Imunisasi masih menjadi tindakan pencegahan paling
efektif karena terbukti paling ampuh mencegah penyakit
infeksi. Imunisasi bagi bayi dan balita bukan saja
sangat menguntungkan secara individu, sebagai
pelindung dari penyakit, kecacatan, bahkan kematian.

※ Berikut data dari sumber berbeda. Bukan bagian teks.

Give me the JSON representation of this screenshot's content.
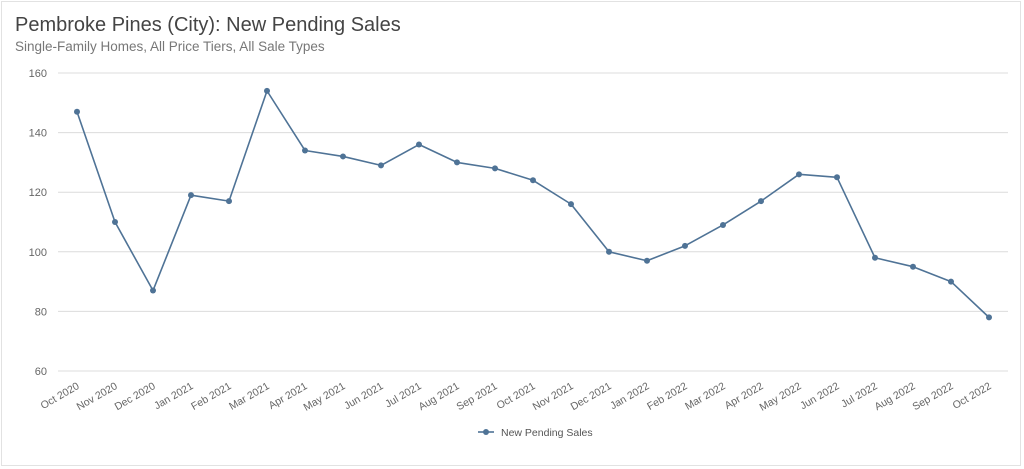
{
  "header": {
    "title": "Pembroke Pines (City): New Pending Sales",
    "subtitle": "Single-Family Homes, All Price Tiers, All Sale Types"
  },
  "colors": {
    "series": "#4f7396",
    "grid": "#dcdcdc",
    "text": "#666666"
  },
  "chart_data": {
    "type": "line",
    "title": "Pembroke Pines (City): New Pending Sales",
    "subtitle": "Single-Family Homes, All Price Tiers, All Sale Types",
    "xlabel": "",
    "ylabel": "",
    "ylim": [
      60,
      160
    ],
    "yticks": [
      60,
      80,
      100,
      120,
      140,
      160
    ],
    "grid": true,
    "legend_position": "bottom-center",
    "categories": [
      "Oct 2020",
      "Nov 2020",
      "Dec 2020",
      "Jan 2021",
      "Feb 2021",
      "Mar 2021",
      "Apr 2021",
      "May 2021",
      "Jun 2021",
      "Jul 2021",
      "Aug 2021",
      "Sep 2021",
      "Oct 2021",
      "Nov 2021",
      "Dec 2021",
      "Jan 2022",
      "Feb 2022",
      "Mar 2022",
      "Apr 2022",
      "May 2022",
      "Jun 2022",
      "Jul 2022",
      "Aug 2022",
      "Sep 2022",
      "Oct 2022"
    ],
    "series": [
      {
        "name": "New Pending Sales",
        "values": [
          147,
          110,
          87,
          119,
          117,
          154,
          134,
          132,
          129,
          136,
          130,
          128,
          124,
          116,
          100,
          97,
          102,
          109,
          117,
          126,
          125,
          98,
          95,
          90,
          78
        ]
      }
    ]
  }
}
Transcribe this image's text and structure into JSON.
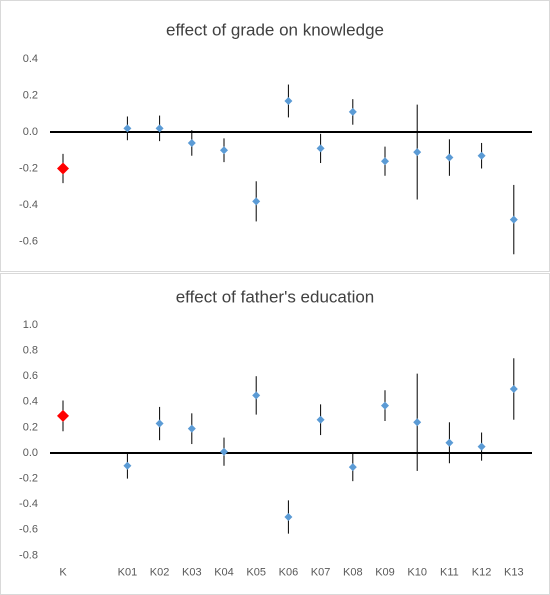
{
  "chart_data": [
    {
      "type": "errorbar",
      "title": "effect of grade on knowledge",
      "values": [
        -0.2,
        null,
        0.02,
        0.02,
        -0.06,
        -0.1,
        -0.38,
        0.17,
        -0.09,
        0.11,
        -0.16,
        -0.11,
        -0.14,
        -0.13,
        -0.48
      ],
      "errors": [
        0.08,
        null,
        0.065,
        0.07,
        0.07,
        0.065,
        0.11,
        0.09,
        0.08,
        0.07,
        0.08,
        0.26,
        0.1,
        0.07,
        0.19
      ],
      "colors": [
        "#ff0000",
        null,
        "#5b9bd5",
        "#5b9bd5",
        "#5b9bd5",
        "#5b9bd5",
        "#5b9bd5",
        "#5b9bd5",
        "#5b9bd5",
        "#5b9bd5",
        "#5b9bd5",
        "#5b9bd5",
        "#5b9bd5",
        "#5b9bd5",
        "#5b9bd5"
      ],
      "ylim": [
        -0.7,
        0.4
      ],
      "yticks": [
        -0.6,
        -0.4,
        -0.2,
        {
          "value": 0,
          "label": "0.0"
        },
        0.2,
        0.4
      ]
    },
    {
      "type": "errorbar",
      "title": "effect of father's education",
      "categories": [
        "K",
        null,
        "K01",
        "K02",
        "K03",
        "K04",
        "K05",
        "K06",
        "K07",
        "K08",
        "K09",
        "K10",
        "K11",
        "K12",
        "K13"
      ],
      "values": [
        0.29,
        null,
        -0.1,
        0.23,
        0.19,
        0.01,
        0.45,
        -0.5,
        0.26,
        -0.11,
        0.37,
        0.24,
        0.08,
        0.05,
        0.5
      ],
      "errors": [
        0.12,
        null,
        0.1,
        0.13,
        0.12,
        0.11,
        0.15,
        0.13,
        0.12,
        0.11,
        0.12,
        0.38,
        0.16,
        0.11,
        0.24
      ],
      "colors": [
        "#ff0000",
        null,
        "#5b9bd5",
        "#5b9bd5",
        "#5b9bd5",
        "#5b9bd5",
        "#5b9bd5",
        "#5b9bd5",
        "#5b9bd5",
        "#5b9bd5",
        "#5b9bd5",
        "#5b9bd5",
        "#5b9bd5",
        "#5b9bd5",
        "#5b9bd5"
      ],
      "ylim": [
        -0.8,
        1.0
      ],
      "yticks": [
        -0.8,
        -0.6,
        -0.4,
        -0.2,
        {
          "value": 0,
          "label": "0.0"
        },
        0.2,
        0.4,
        0.6,
        0.8,
        {
          "value": 1,
          "label": "1.0"
        }
      ]
    }
  ]
}
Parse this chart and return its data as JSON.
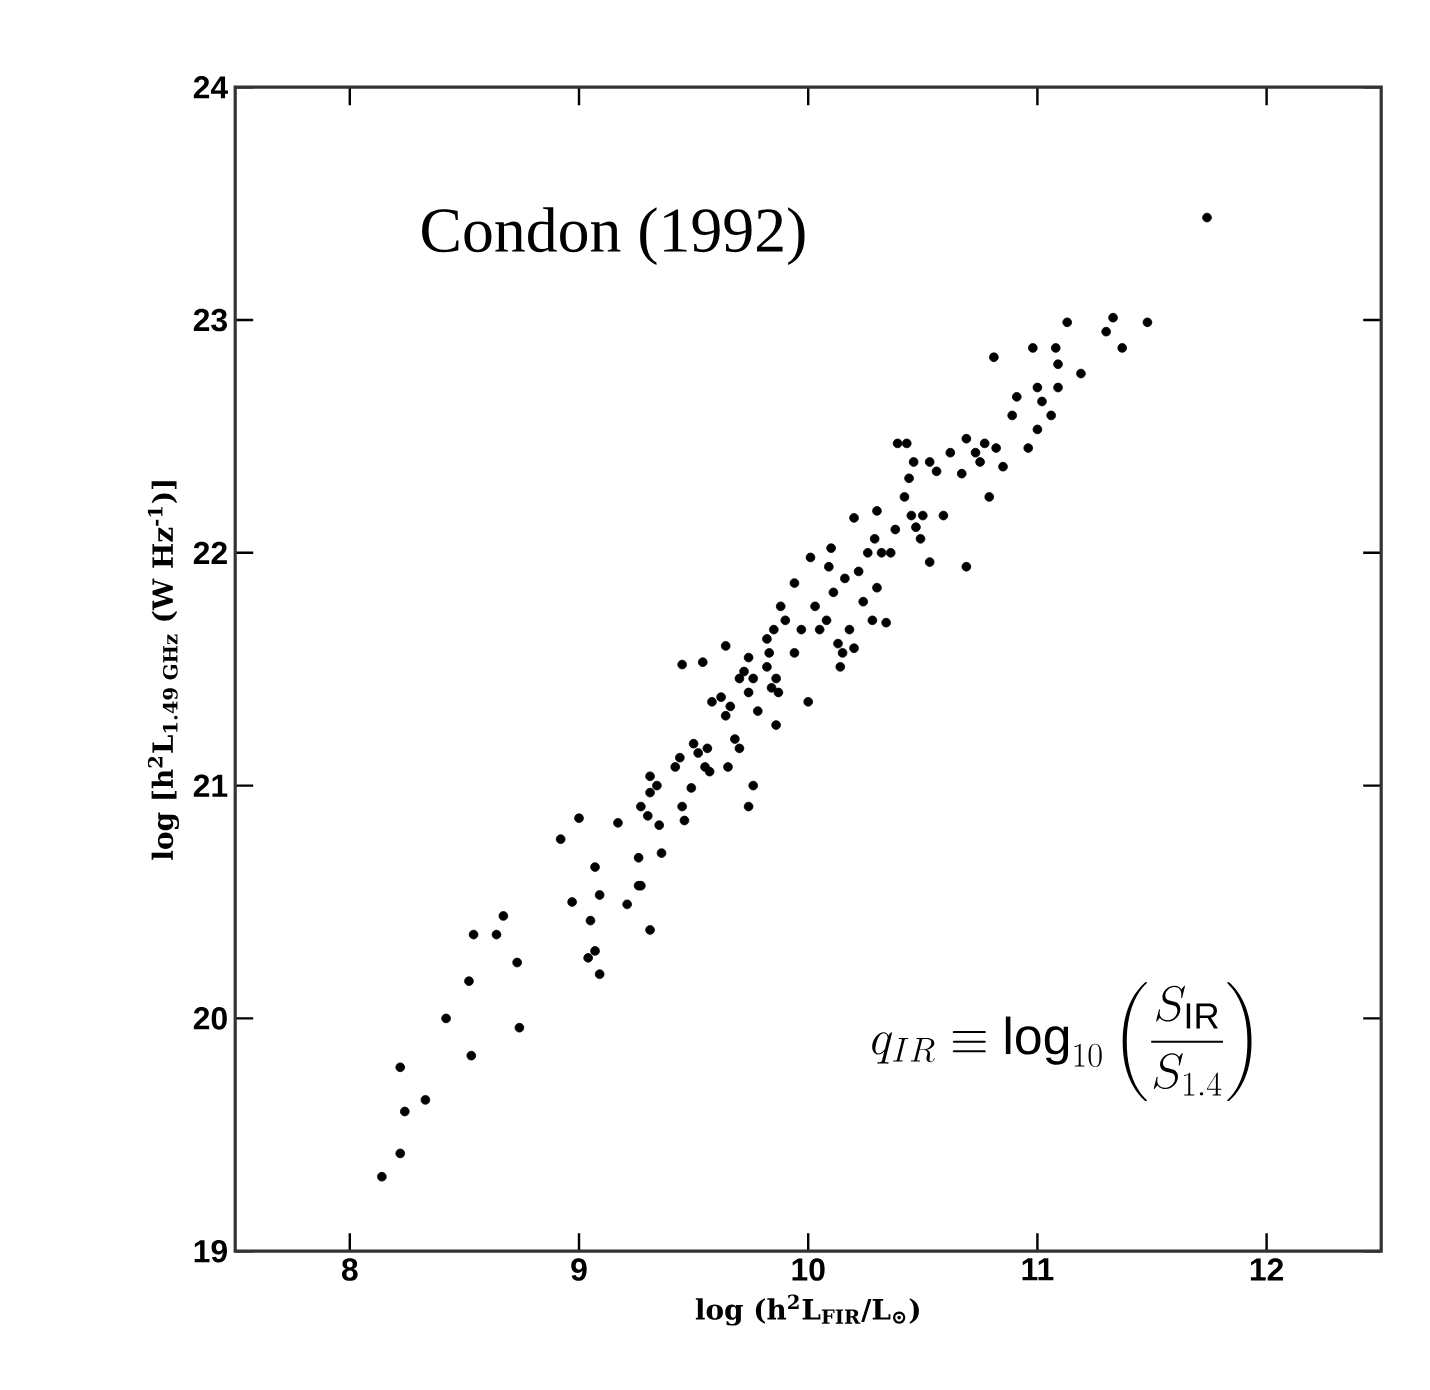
{
  "chart_data": {
    "type": "scatter",
    "xlabel": "log (h$^{2}$L$_{FIR}$/L$_{⊙}$)",
    "ylabel": "log [h$^{2}$L$_{1.49 GHz}$ (W Hz$^{-1}$)]",
    "annotations": [
      "Condon (1992)",
      "q_{IR} \\equiv \\log_{10}\\left(\\frac{S_{\\rm IR}}{S_{1.4}}\\right)"
    ],
    "xlim": [
      7.5,
      12.5
    ],
    "ylim": [
      19,
      24
    ],
    "xticks": [
      8,
      9,
      10,
      11,
      12
    ],
    "yticks": [
      19,
      20,
      21,
      22,
      23,
      24
    ],
    "marker": "circle",
    "series": [
      {
        "color": "#000000",
        "x": [
          8.14,
          8.22,
          8.24,
          8.22,
          8.33,
          8.42,
          8.53,
          8.52,
          8.54,
          8.64,
          8.67,
          8.73,
          8.74,
          8.92,
          9.0,
          8.97,
          9.07,
          9.09,
          9.05,
          9.04,
          9.07,
          9.09,
          9.17,
          9.21,
          9.26,
          9.27,
          9.26,
          9.31,
          9.27,
          9.31,
          9.31,
          9.3,
          9.35,
          9.36,
          9.34,
          9.42,
          9.44,
          9.45,
          9.45,
          9.46,
          9.49,
          9.5,
          9.52,
          9.55,
          9.56,
          9.57,
          9.54,
          9.58,
          9.62,
          9.64,
          9.65,
          9.64,
          9.68,
          9.7,
          9.66,
          9.7,
          9.72,
          9.74,
          9.76,
          9.74,
          9.76,
          9.74,
          9.78,
          9.82,
          9.83,
          9.86,
          9.84,
          9.86,
          9.87,
          9.82,
          9.85,
          9.88,
          9.9,
          9.94,
          9.94,
          9.97,
          10.0,
          10.01,
          10.03,
          10.05,
          10.08,
          10.09,
          10.1,
          10.11,
          10.13,
          10.14,
          10.15,
          10.16,
          10.18,
          10.2,
          10.2,
          10.22,
          10.24,
          10.26,
          10.28,
          10.29,
          10.3,
          10.3,
          10.32,
          10.34,
          10.36,
          10.38,
          10.39,
          10.42,
          10.43,
          10.44,
          10.45,
          10.46,
          10.47,
          10.49,
          10.5,
          10.53,
          10.53,
          10.56,
          10.59,
          10.62,
          10.67,
          10.69,
          10.69,
          10.73,
          10.75,
          10.77,
          10.79,
          10.81,
          10.82,
          10.85,
          10.89,
          10.91,
          10.96,
          10.98,
          11.0,
          11.0,
          11.02,
          11.06,
          11.08,
          11.09,
          11.09,
          11.13,
          11.19,
          11.3,
          11.33,
          11.37,
          11.48,
          11.74
        ],
        "values": [
          19.32,
          19.42,
          19.6,
          19.79,
          19.65,
          20.0,
          19.84,
          20.16,
          20.36,
          20.36,
          20.44,
          20.24,
          19.96,
          20.77,
          20.86,
          20.5,
          20.65,
          20.53,
          20.42,
          20.26,
          20.29,
          20.19,
          20.84,
          20.49,
          20.57,
          20.57,
          20.69,
          20.38,
          20.91,
          20.97,
          21.04,
          20.87,
          20.83,
          20.71,
          21.0,
          21.08,
          21.12,
          21.52,
          20.91,
          20.85,
          20.99,
          21.18,
          21.14,
          21.08,
          21.16,
          21.06,
          21.53,
          21.36,
          21.38,
          21.6,
          21.08,
          21.3,
          21.2,
          21.16,
          21.34,
          21.46,
          21.49,
          21.55,
          21.46,
          21.4,
          21.0,
          20.91,
          21.32,
          21.51,
          21.57,
          21.26,
          21.42,
          21.46,
          21.4,
          21.63,
          21.67,
          21.77,
          21.71,
          21.57,
          21.87,
          21.67,
          21.36,
          21.98,
          21.77,
          21.67,
          21.71,
          21.94,
          22.02,
          21.83,
          21.61,
          21.51,
          21.57,
          21.89,
          21.67,
          21.59,
          22.15,
          21.92,
          21.79,
          22.0,
          21.71,
          22.06,
          22.18,
          21.85,
          22.0,
          21.7,
          22.0,
          22.1,
          22.47,
          22.24,
          22.47,
          22.32,
          22.16,
          22.39,
          22.11,
          22.06,
          22.16,
          21.96,
          22.39,
          22.35,
          22.16,
          22.43,
          22.34,
          22.49,
          21.94,
          22.43,
          22.39,
          22.47,
          22.24,
          22.84,
          22.45,
          22.37,
          22.59,
          22.67,
          22.45,
          22.88,
          22.71,
          22.53,
          22.65,
          22.59,
          22.88,
          22.81,
          22.71,
          22.99,
          22.77,
          22.95,
          23.01,
          22.88,
          22.99,
          23.44
        ]
      }
    ]
  }
}
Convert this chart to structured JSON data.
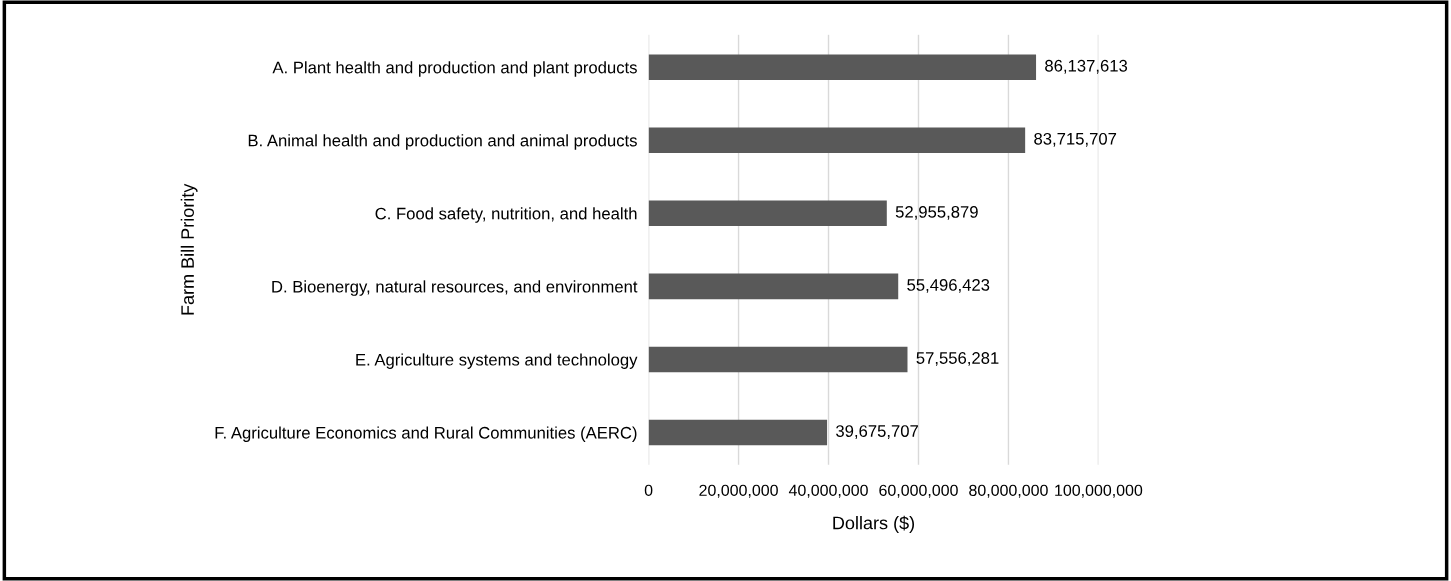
{
  "chart_data": {
    "type": "bar",
    "orientation": "horizontal",
    "ylabel": "Farm Bill Priority",
    "xlabel": "Dollars ($)",
    "categories": [
      "A. Plant health and production and plant products",
      "B. Animal health and production and animal products",
      "C. Food safety, nutrition, and health",
      "D. Bioenergy, natural resources, and environment",
      "E. Agriculture systems and technology",
      "F. Agriculture Economics and Rural Communities (AERC)"
    ],
    "values": [
      86137613,
      83715707,
      52955879,
      55496423,
      57556281,
      39675707
    ],
    "color": "#595959",
    "value_labels": [
      "86,137,613",
      "83,715,707",
      "52,955,879",
      "55,496,423",
      "57,556,281",
      "39,675,707"
    ],
    "xlim": [
      0,
      100000000
    ],
    "xticks": [
      0,
      {
        "value": 20000000,
        "label": "20,000,000"
      },
      {
        "value": 40000000,
        "label": "40,000,000"
      },
      {
        "value": 60000000,
        "label": "60,000,000"
      },
      {
        "value": 80000000,
        "label": "80,000,000"
      },
      {
        "value": 100000000,
        "label": "100,000,000"
      }
    ],
    "grid": "x",
    "legend": false
  }
}
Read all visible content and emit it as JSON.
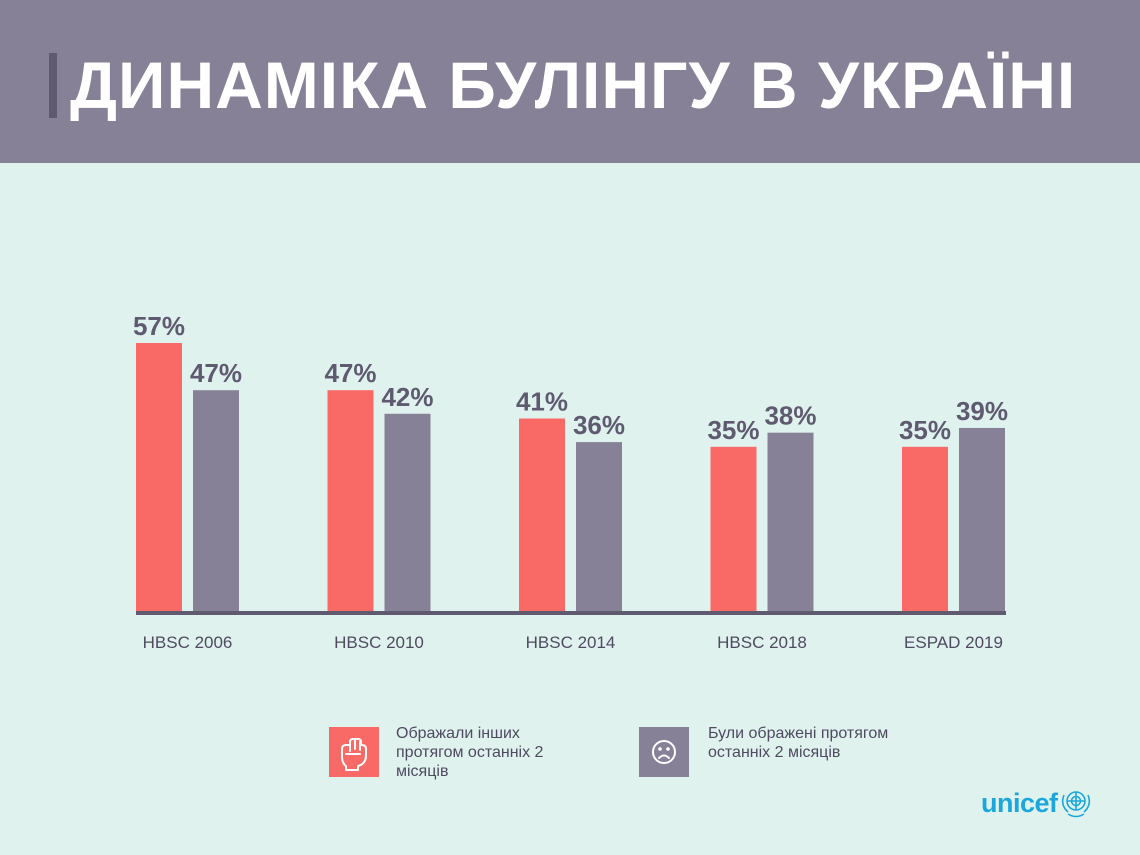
{
  "title": "ДИНАМІКА БУЛІНГУ В УКРАЇНІ",
  "colors": {
    "header_bg": "#878197",
    "background": "#dff2ee",
    "series_bullied_others": "#f96a66",
    "series_were_bullied": "#878197",
    "value_label": "#5f5a70",
    "logo": "#1ca7dc"
  },
  "legend": {
    "item1": "Ображали інших протягом останніх 2 місяців",
    "item2": "Були ображені протягом останніх 2 місяців",
    "item1_icon": "fist-icon",
    "item2_icon": "sad-face-icon"
  },
  "logo": {
    "text": "unicef",
    "icon": "un-emblem-icon"
  },
  "chart_data": {
    "type": "bar",
    "title": "ДИНАМІКА БУЛІНГУ В УКРАЇНІ",
    "categories": [
      "HBSC 2006",
      "HBSC 2010",
      "HBSC 2014",
      "HBSC 2018",
      "ESPAD 2019"
    ],
    "series": [
      {
        "name": "Ображали інших протягом останніх 2 місяців",
        "values": [
          57,
          47,
          41,
          35,
          35
        ],
        "labels": [
          "57%",
          "47%",
          "41%",
          "35%",
          "35%"
        ]
      },
      {
        "name": "Були ображені протягом останніх 2 місяців",
        "values": [
          47,
          42,
          36,
          38,
          39
        ],
        "labels": [
          "47%",
          "42%",
          "36%",
          "38%",
          "39%"
        ]
      }
    ],
    "ylim": [
      0,
      57
    ],
    "unit": "%",
    "grid": false,
    "legend_placement": "bottom"
  }
}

Imunisasi juga bermanfaat bagi masyarakat secara luas
untuk mencegah penularan penyakit infeksi di antara
masyarakat, terutama bagi penyakit infeksi yang
ditularkan melalui kontak langsung dengan
penderitanya.
Melalui imunisasi, bayi dan balita akan menjadi kebal
terhadap penyakit infeksi tertentu. Sementara itu,
melalui program imunisasi massal, akan dicapai tujuan
akhir yaitu eradikasi penyakit dari suatu negara
bahkan dunia.

Penyakit yang berbahaya kadang-kadang pada awalnya
sulit diketahui karena tidak punya gejala spesifik
sehingga sangat sulit untuk mendeteksinya. Akibatnya
fatal jika tidk tertangani dengan segera dan tepat.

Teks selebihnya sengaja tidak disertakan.